August 03, 2016
2 min read
Save

New symptom checklist may support earlier Alzheimer's diagnosis

Researchers presenting at the Alzheimer’s Association International Conference 2016 in Toronto, introduced a new condition known as Mild Behavioral Impairment, described as a potential forerunner of neurodegeneration and progression to mild cognitive impairment.

In addition, the researchers, led by Zahinoor Ismail, MD, of the University of Calgary Cumming School of Medicine, proposed a new checklist for Mild Behavioral Impairment (MBI)that would be administered by physicians and focus on five categories of behavioral symptoms. The checklist, called MBI-C, may help clinicians measure changes in behavior that could signal the beginnings of neurodegeneration.

According to the researchers, MBI is a syndrome of later-life acquired neuropsychiatric symptoms that are sustained for at least 6 months. Symptoms displayed as part of MBI, which are also included on the checklist, center on five domains: Apathy, drive and motivation; mood, affect and anxiety; impulse, control, agitation and reward; social appropriateness; and thoughts and perception.

“We propose that the utility of the MBI-C — once it is refined and vetted by the Alzheimer’s community — is significant not only clinically, but also in research,” Ismail said in a press release. “In addition, we may be able to create or derive a version that can be provided to family members of older adults to determine the nature and extent of neuropsychiatric symptoms and to measure changes over time. From a research perspective, the scale may prove to be usable in biomarker and neuroimaging studies in pre-dementia clinical states, in epidemiological studies of community samples, and in clinical sample observational studies to help assess the impact of [neuropsychiatric symptoms] in older adults.”
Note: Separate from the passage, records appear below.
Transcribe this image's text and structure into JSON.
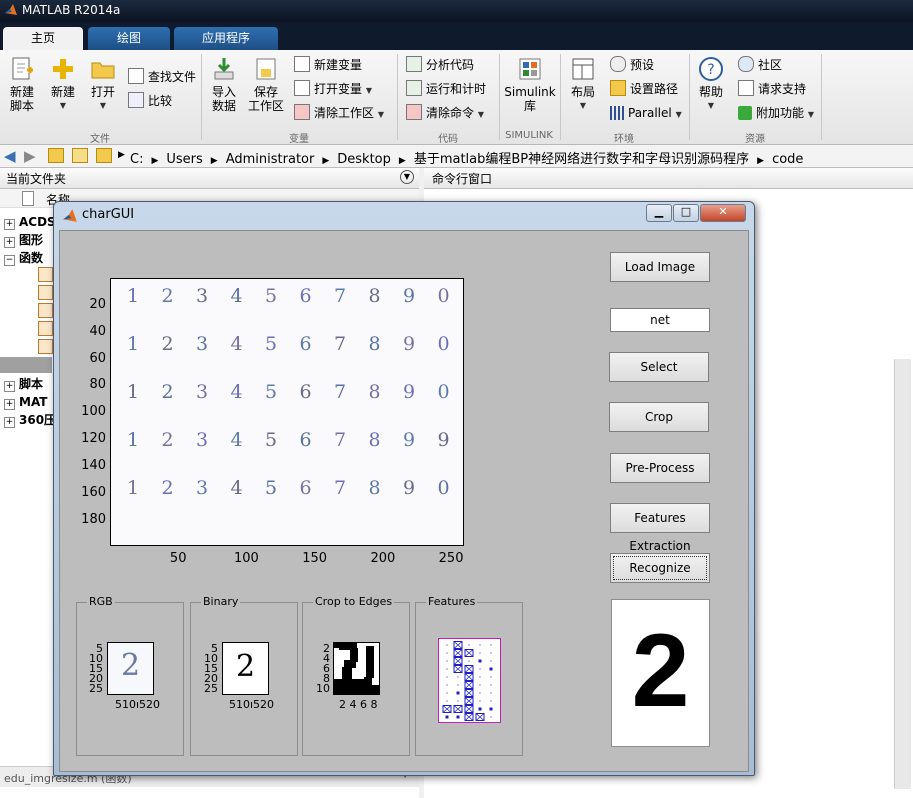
{
  "app": {
    "title": "MATLAB R2014a"
  },
  "tabs": [
    {
      "label": "主页"
    },
    {
      "label": "绘图"
    },
    {
      "label": "应用程序"
    }
  ],
  "toolstrip": {
    "file": {
      "new_script": "新建\n脚本",
      "new": "新建",
      "open": "打开",
      "find_files": "查找文件",
      "compare": "比较",
      "label": "文件"
    },
    "variable": {
      "import": "导入\n数据",
      "save_workspace": "保存\n工作区",
      "new_variable": "新建变量",
      "open_variable": "打开变量",
      "clear_workspace": "清除工作区",
      "label": "变量"
    },
    "code": {
      "analyze": "分析代码",
      "run_and_time": "运行和计时",
      "clear_commands": "清除命令",
      "label": "代码"
    },
    "simulink": {
      "library": "Simulink\n库",
      "label": "SIMULINK"
    },
    "environment": {
      "layout": "布局",
      "preferences": "预设",
      "set_path": "设置路径",
      "parallel": "Parallel",
      "label": "环境"
    },
    "resources": {
      "help": "帮助",
      "community": "社区",
      "request_support": "请求支持",
      "add_ons": "附加功能",
      "label": "资源"
    }
  },
  "address": {
    "crumbs": [
      "C:",
      "Users",
      "Administrator",
      "Desktop",
      "基于matlab编程BP神经网络进行数字和字母识别源码程序",
      "code"
    ]
  },
  "panels": {
    "current_folder": "当前文件夹",
    "command_window": "命令行窗口",
    "name_column": "名称",
    "tree": [
      {
        "label": "ACDS"
      },
      {
        "label": "图形"
      },
      {
        "label": "函数"
      },
      {
        "label": "脚本"
      },
      {
        "label": "MAT"
      },
      {
        "label": "360压"
      }
    ],
    "details": "edu_imgresize.m (函数)"
  },
  "chargui": {
    "title": "charGUI",
    "buttons": {
      "load_image": "Load Image",
      "select": "Select",
      "crop": "Crop",
      "preprocess": "Pre-Process",
      "features": "Features Extraction",
      "recognize": "Recognize"
    },
    "net_field": "net",
    "result": "2",
    "main_axes": {
      "y_ticks": [
        "20",
        "40",
        "60",
        "80",
        "100",
        "120",
        "140",
        "160",
        "180"
      ],
      "x_ticks": [
        "50",
        "100",
        "150",
        "200",
        "250"
      ],
      "digit_rows": [
        [
          "1",
          "2",
          "3",
          "4",
          "5",
          "6",
          "7",
          "8",
          "9",
          "0"
        ],
        [
          "1",
          "2",
          "3",
          "4",
          "5",
          "6",
          "7",
          "8",
          "9",
          "0"
        ],
        [
          "1",
          "2",
          "3",
          "4",
          "5",
          "6",
          "7",
          "8",
          "9",
          "0"
        ],
        [
          "1",
          "2",
          "3",
          "4",
          "5",
          "6",
          "7",
          "8",
          "9",
          "9"
        ],
        [
          "1",
          "2",
          "3",
          "4",
          "5",
          "6",
          "7",
          "8",
          "9",
          "0"
        ]
      ]
    },
    "panels": {
      "rgb": {
        "title": "RGB",
        "y_ticks": [
          "5",
          "10",
          "15",
          "20",
          "25"
        ],
        "x_ticks": "510ı520",
        "glyph": "2"
      },
      "binary": {
        "title": "Binary",
        "y_ticks": [
          "5",
          "10",
          "15",
          "20",
          "25"
        ],
        "x_ticks": "510ı520",
        "glyph": "2"
      },
      "crop": {
        "title": "Crop to Edges",
        "y_ticks": [
          "2",
          "4",
          "6",
          "8",
          "10"
        ],
        "x_ticks": "2 4 6 8"
      },
      "features": {
        "title": "Features"
      }
    }
  }
}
The researchers designed the checklist specifically to address a younger, pre-dementia population, emphasizing that the emergence of neuropsychiatric symptoms represented a significant change from prior behavior.

“This proposed new checklist describes and helps identify a new clinical stage in the disease and has the potential to represent a paradigm shift in formal neurodegeneration testing — away from a sole focus on the memory to also encompass behavior,” Maria C. Carrillo, PhD, chief science officer of the Alzheimer’s Association, said in a press release. “By looking beyond memory-related issues to closely evaluate the behavioral issues included in the checklist, physicians could reach a more efficient and accurate diagnosis sooner.” – by Jason Laday

Disclosure: Healio Family Medicine could not confirm researchers’ relevant financial disclosures.

Reference:

Ismail Z, et al. Abstract O1-13-03. Presented at AAIC 2016; July 22-28, 2016; Toronto.